Data Visualization

This guide collects resources and tutorials related to data visualization.

Titans of Data Visualization

Edmund Halley (1656 - 1742)

Most known for his eponymous comet, Halley developed the use of contour lines on maps to express different atmospheric conditions.


William Playfair (1759 - 1823)

The inventor of line and bar charts. Generally considered the father of statistical graphics.

Charles de Fourcroy (1766 - 1824)

A French director of fortifications, Fourcroy published an influential essay on engineering and construction. The following table from that work graphically compares the growth of European cities and is consider a precursor to today's treemaps.

Charles Joseph Minard (1781 - 1870)

A French civil engineer, Minard's most famous visualization was of Napoleon's 1812 Russian campaign. Showing great levels of detail in a map, he highlighted the dramatic loss in the French troops. Jam packed and very interesting!

John Snow (1813 - 1858)

As a London physician in 1854, he started mapping cholera deaths and identified the cause of the epidemic as being a water pump in the area. His work was retold in the third season (2019) of the TV series Victoria.

Florence Nightingale (1820 - 1910)

In addition to her work as a nurse in the Crimean War, she used data visualization to help describe the need for better hospital conditions. She created the rose diagram.


Luigi Perozzo (1856–1916)

The first person to introduce 3D representations of data.

Otto Neurath (1882 - 1942)

An Austrian sociologist and political economist, Neurath was the inventor of ISOTYPE visualizations which used pictorial representations to display concepts and connections (think precursors of traffic signs). He is also known for his stark pictographic interpretations of statistics of pre- and post- world wars.
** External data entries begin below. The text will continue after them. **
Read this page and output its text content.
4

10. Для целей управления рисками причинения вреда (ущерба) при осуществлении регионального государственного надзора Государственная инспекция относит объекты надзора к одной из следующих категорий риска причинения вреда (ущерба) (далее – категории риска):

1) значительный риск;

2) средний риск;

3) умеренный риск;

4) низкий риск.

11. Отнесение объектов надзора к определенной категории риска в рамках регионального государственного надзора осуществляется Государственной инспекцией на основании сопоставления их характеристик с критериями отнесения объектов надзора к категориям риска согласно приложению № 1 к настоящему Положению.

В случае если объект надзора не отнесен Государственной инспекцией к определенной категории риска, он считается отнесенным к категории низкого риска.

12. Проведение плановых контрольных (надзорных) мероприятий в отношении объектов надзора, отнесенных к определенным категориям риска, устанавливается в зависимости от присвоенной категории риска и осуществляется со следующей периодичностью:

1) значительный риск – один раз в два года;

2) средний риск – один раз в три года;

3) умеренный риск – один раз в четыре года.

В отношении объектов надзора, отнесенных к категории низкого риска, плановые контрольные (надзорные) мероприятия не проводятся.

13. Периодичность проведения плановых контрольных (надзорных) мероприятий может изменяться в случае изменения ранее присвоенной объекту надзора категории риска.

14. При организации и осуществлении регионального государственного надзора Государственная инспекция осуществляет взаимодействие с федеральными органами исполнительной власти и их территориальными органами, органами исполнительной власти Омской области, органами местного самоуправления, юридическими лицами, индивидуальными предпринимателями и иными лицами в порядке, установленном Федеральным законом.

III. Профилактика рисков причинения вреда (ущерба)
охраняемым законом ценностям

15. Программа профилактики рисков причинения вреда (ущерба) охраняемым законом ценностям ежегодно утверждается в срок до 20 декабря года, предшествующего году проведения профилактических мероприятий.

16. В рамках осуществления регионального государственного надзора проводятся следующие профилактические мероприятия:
ISOTYPE 'The Great War' by Otto Neurath. In ISOTYPE — International System of TYpographic Picture Education. L.A. Worrell.

John Wilder Tukey (1915-2000)

Tukey was an American mathematician who is best know for the development of the Fast Fournier Transform algorithm and naming the "bit." His 1958 paper also contained the earliest known use of the term "software."  He was also the inventor of the box plot in 1977.